PSMonday #16: Monday, August 15, 2016

Topic: PowerShell Remoting Continued V

Notice: This post is a part of the PowerShell Monday series — a group of quick and easy to read mini lessons that briefly cover beginning and intermediate PowerShell topics. As a PowerShell enthusiast, this seemed like a beneficial way to ensure those around me at work were consistently learning new things about Windows PowerShell. At some point, I decided I would share these posts here, as well. Here’s the PowerShell Monday Table of Contents.

I think back on the last few weeks and there’s a few things we haven’t covered. Let’s say we have four servers and we want to run the same command on each one. We know we can use Invoke-Command and supply four names as the value to the -ComputerName parameter. Jump back to PSMonday #11 on July 11, 2016, for an example.

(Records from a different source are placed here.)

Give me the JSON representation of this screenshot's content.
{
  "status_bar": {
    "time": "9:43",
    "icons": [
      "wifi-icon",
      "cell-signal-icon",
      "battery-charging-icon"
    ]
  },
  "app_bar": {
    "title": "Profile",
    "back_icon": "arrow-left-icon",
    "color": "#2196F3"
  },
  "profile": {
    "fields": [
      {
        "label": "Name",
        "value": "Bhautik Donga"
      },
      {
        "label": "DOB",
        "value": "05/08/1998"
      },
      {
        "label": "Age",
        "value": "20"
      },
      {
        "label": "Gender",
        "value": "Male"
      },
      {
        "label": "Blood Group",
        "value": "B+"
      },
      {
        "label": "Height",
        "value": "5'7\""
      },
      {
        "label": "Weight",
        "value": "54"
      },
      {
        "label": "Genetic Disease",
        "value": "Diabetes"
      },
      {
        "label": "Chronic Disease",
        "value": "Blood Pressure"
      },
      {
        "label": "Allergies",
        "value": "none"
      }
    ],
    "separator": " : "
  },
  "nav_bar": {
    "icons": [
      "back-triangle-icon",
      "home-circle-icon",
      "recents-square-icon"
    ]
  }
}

In today’s PSMonday, we’ll see how to do this another way. We’ll start by creating four PS Remoting sessions. Each session object will hold the session information for an opened session with a remote computer. Displaying the value stored in the variable $Session includes the ConfigurationName property. In the below example, you can see it’s the default endpoint — Microsoft.PowerShell — we discussed last week.

$Session = New-PSSession -Computer DC01,DC02,DC03,DC04
$Session

Id Name           ComputerName    State         ConfigurationName     Availability
-- ----           ------------    -----         -----------------     ------------
4 Session4        DC04            Opened        Microsoft.PowerShell     Available
3 Session3        DC03            Opened        Microsoft.PowerShell     Available
2 Session2        DC02            Opened        Microsoft.PowerShell     Available
1 Session1        DC01            Opened        Microsoft.PowerShell     Available

With these sessions stored in the variable $Session, we can use Invoke-Command and the -Session parameter to run commands against each computer. Here’s a slightly modify version from that previous PSMonday.

Invoke-Command -Session $Session -ScriptBlock {"**** $env:COMPUTERNAME ****"}

**** DC02 ****
**** DC04 ****
**** DC01 ****
**** DC03 ****

One benefit of using sessions is speed while running the commands against the remote computer. It’ll be marginable, until you have a good number of computers as a part of your session variable. The reason there’s a boost in speed is because you already have currently existing sessions to use. Invoke-Command doesn’t have to create sessions, and then destroy them, when it’s done. I should note that it still takes time to create the sessions prior to using them.

Another benefit is when you need to run multiple commands against the same computers, but don’t want to do it at the same time. You can connect and collect some data and then connect again later without the need to create a new connection. Think about it, you can create a variable in the session and it will continue to exist. This means your second Invoke-Command can use the variable you created with the first Invoke-Command, command. See the below example.

$Session = New-PSSession -ComputerName DC05
Invoke-Command -Session $Session -ScriptBlock {$Var = $env:COMPUTERNAME}
Start-Sleep -Seconds 5
Invoke-Command -Session $Session -ScriptBlock {$Var}

DC05

I think we may be done with PowerShell Remoting. We’ll see.